Porém existe um fator que poderia causar uma punição menor. Sendo assim, o clube do norte fluminense perderia apenas quatro pontos, o que não provocaria alteração na classificação do campeonato.

Até a manhã desta quarta-feira (4), o TJD-RJ disse que não havia recebido nenhuma denúncia e, por conta disso, não havia providenciado notícia de infração. “Meu entendimento é que para entrar com a notícia de infração, eu considero três dias úteis após a partida em que aconteceu a irregularidade. Passado esse prazo, a notícia é arquivada. Vou esperar a notícia e avaliar a situação”, declarou o procurador do TJD-RJ, André Valentim, em entrevista ao GloboEsporte.com.

Macaé não se pronunciou ainda

Até o momento a diretoria do Macaé Esporte não se pronunciou sobre o caso. Em nota, Guilherme Kroll, que estava assumindo a assessoria de Comunicação, informou que está se desligando do clube. O ex-gerente de futebol do Leão garantiu também que “o Macaé Esporte não cairá para a Seletiva”.

“Aconteceu um erro grave do nosso Departamento de Registro ao não perceber o fim do contrato de um atleta profissional, mas a punição só pode acontecer no primeiro jogo que isso aconteceu. O Macaé até pode perder quatro pontos no jogo contra o Bangu, mas as demais falhas são recorrentes. Essa é a lei. O clube segue na elite em 2019”, declarou.

Nota da FERJ

Já a FERJ disse que “não recebeu, até o encerramento do expediente de segunda-feira, nenhuma comunicação formal relacionada a matéria em questão.
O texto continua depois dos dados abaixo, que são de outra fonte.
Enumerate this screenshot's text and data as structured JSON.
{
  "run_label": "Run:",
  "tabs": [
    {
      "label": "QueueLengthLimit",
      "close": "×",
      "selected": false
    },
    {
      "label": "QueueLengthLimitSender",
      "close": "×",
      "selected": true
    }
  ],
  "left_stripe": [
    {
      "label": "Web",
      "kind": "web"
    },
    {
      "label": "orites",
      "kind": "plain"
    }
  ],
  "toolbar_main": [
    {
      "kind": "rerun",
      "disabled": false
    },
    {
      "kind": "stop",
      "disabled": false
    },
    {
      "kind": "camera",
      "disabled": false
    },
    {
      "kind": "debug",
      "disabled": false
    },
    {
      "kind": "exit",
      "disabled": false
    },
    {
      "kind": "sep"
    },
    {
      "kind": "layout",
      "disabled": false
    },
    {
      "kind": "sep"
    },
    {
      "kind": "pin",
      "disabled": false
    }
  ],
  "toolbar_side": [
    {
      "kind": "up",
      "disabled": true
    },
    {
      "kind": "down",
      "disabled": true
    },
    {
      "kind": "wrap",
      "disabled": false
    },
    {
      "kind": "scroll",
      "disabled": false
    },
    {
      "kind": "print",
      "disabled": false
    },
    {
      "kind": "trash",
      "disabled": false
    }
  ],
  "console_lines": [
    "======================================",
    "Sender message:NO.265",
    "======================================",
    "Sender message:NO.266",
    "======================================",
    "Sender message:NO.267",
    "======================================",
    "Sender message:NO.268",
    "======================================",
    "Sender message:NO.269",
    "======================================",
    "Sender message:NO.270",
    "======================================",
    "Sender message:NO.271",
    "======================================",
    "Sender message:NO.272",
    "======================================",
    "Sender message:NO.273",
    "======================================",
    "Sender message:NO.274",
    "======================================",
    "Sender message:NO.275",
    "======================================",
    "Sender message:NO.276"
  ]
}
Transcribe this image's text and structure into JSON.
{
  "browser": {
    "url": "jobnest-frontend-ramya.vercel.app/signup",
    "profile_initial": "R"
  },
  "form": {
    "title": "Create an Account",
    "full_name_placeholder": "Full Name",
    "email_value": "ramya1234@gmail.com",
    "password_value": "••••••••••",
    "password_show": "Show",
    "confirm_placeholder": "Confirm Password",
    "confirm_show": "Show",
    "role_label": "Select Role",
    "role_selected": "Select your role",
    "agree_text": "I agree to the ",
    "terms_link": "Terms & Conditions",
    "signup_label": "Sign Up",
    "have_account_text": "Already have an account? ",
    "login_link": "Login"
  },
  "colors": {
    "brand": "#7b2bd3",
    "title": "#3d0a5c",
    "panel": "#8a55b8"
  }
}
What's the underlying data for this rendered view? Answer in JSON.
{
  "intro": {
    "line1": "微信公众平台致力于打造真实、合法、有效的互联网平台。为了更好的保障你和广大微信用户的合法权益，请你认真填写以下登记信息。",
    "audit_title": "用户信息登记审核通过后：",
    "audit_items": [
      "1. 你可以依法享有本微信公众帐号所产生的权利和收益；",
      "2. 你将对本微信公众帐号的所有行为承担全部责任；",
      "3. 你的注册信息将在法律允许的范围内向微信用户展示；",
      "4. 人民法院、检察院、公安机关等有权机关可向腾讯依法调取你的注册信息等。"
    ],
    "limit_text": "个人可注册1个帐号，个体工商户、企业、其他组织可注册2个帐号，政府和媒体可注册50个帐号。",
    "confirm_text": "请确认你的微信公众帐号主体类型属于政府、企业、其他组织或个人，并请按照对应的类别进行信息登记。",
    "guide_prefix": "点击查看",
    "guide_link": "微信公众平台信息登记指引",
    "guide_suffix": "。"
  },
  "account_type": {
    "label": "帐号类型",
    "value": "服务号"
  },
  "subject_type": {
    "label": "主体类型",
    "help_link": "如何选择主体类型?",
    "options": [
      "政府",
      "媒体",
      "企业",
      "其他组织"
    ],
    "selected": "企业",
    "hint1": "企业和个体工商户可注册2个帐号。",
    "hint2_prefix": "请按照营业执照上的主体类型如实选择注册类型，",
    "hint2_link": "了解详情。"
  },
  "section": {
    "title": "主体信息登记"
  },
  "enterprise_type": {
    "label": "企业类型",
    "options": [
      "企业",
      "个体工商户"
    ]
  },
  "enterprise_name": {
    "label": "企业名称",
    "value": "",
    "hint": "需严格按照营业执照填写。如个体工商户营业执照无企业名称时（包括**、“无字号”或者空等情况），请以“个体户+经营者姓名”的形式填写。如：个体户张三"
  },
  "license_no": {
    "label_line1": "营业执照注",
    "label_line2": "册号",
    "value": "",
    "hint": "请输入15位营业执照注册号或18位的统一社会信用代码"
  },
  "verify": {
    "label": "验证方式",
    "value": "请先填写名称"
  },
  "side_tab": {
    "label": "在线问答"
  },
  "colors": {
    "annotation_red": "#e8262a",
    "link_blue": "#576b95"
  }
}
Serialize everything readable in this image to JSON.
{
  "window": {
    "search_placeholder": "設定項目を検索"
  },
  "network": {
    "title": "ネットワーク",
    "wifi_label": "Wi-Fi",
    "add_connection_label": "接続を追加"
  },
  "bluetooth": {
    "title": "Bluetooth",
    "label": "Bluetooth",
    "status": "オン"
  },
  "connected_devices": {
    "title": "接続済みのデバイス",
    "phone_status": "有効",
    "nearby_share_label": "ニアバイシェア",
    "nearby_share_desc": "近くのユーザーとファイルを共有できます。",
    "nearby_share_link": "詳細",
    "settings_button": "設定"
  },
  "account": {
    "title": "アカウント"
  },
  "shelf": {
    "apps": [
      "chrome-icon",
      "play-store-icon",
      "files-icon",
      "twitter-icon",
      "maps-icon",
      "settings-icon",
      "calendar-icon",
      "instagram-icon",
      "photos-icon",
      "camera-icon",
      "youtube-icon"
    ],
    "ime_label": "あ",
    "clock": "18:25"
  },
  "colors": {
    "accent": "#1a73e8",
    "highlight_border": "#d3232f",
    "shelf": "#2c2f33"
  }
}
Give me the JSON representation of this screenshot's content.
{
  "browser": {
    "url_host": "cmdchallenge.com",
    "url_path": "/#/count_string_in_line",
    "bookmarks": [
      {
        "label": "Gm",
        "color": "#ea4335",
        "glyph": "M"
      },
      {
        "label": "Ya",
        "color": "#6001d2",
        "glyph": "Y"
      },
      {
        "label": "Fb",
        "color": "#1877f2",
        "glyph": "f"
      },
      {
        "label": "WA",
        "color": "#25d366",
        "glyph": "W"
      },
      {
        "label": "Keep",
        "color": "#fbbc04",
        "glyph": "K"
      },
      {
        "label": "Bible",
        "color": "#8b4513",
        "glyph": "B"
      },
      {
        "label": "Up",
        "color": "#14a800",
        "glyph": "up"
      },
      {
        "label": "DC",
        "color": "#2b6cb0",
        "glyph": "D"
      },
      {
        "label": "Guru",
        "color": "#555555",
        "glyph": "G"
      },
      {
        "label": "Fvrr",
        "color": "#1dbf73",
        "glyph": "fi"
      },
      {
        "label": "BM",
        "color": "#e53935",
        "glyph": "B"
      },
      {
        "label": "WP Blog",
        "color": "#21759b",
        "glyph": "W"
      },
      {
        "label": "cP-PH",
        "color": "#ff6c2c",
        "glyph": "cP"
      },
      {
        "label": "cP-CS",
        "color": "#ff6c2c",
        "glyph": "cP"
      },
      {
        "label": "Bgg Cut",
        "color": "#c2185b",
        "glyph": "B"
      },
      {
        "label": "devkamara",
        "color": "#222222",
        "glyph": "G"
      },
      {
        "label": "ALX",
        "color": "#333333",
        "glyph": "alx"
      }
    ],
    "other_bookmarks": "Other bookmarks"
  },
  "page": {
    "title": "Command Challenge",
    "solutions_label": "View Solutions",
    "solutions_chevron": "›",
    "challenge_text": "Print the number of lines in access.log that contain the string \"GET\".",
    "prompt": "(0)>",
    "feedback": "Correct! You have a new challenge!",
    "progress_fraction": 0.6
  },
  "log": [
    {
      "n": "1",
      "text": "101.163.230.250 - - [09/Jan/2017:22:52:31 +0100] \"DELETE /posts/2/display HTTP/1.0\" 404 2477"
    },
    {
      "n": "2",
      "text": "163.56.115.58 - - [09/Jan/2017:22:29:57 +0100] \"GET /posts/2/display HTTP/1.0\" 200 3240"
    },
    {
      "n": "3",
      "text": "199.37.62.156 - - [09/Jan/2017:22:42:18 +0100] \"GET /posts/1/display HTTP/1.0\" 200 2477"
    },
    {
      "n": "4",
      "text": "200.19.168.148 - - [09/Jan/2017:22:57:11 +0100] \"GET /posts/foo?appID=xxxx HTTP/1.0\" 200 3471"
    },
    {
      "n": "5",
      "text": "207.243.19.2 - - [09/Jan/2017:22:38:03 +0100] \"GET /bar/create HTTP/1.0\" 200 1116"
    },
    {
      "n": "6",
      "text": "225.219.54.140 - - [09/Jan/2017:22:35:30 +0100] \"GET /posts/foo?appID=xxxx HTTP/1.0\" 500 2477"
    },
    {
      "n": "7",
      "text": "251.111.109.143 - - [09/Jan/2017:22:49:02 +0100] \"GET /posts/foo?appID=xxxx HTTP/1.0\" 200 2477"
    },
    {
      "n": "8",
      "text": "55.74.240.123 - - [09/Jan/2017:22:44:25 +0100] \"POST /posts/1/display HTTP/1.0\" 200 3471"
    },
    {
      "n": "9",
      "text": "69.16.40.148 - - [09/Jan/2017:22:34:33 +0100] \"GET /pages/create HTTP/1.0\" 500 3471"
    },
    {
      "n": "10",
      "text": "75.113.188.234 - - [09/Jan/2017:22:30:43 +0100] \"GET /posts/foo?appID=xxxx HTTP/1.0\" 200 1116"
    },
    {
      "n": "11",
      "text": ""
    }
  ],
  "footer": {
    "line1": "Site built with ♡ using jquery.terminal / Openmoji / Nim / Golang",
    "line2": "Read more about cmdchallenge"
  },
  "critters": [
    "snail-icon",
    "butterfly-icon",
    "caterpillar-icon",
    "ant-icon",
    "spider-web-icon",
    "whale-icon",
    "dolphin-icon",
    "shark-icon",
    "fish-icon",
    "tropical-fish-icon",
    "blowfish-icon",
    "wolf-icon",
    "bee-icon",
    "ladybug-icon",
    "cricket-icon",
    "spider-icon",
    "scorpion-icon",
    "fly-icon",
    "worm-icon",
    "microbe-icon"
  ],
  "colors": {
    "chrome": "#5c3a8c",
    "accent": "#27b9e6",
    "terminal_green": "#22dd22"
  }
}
Cumpre destacar que a condição de jogo para os campeonatos organizados pela Ferj é determinada, exclusivamente, pelos seus regulamentos e anotações publicadas no BIRA (Boletim Informativo de Registro de Atletas), não sendo o BID da CBF instrumento hábil para atestar a regularidade ou irregularidade de atletas nas competições da FERJ. Visto que a decisão sobre condição de jogo regular ou irregular cabe unicamente à Justiça Desportiva, nos termos do CBJD, o DRT apresentará ao Tribunal, caso por este seja instado a se manifestar, os elementos e subsídios referentes ao registro da documentação do atleta”.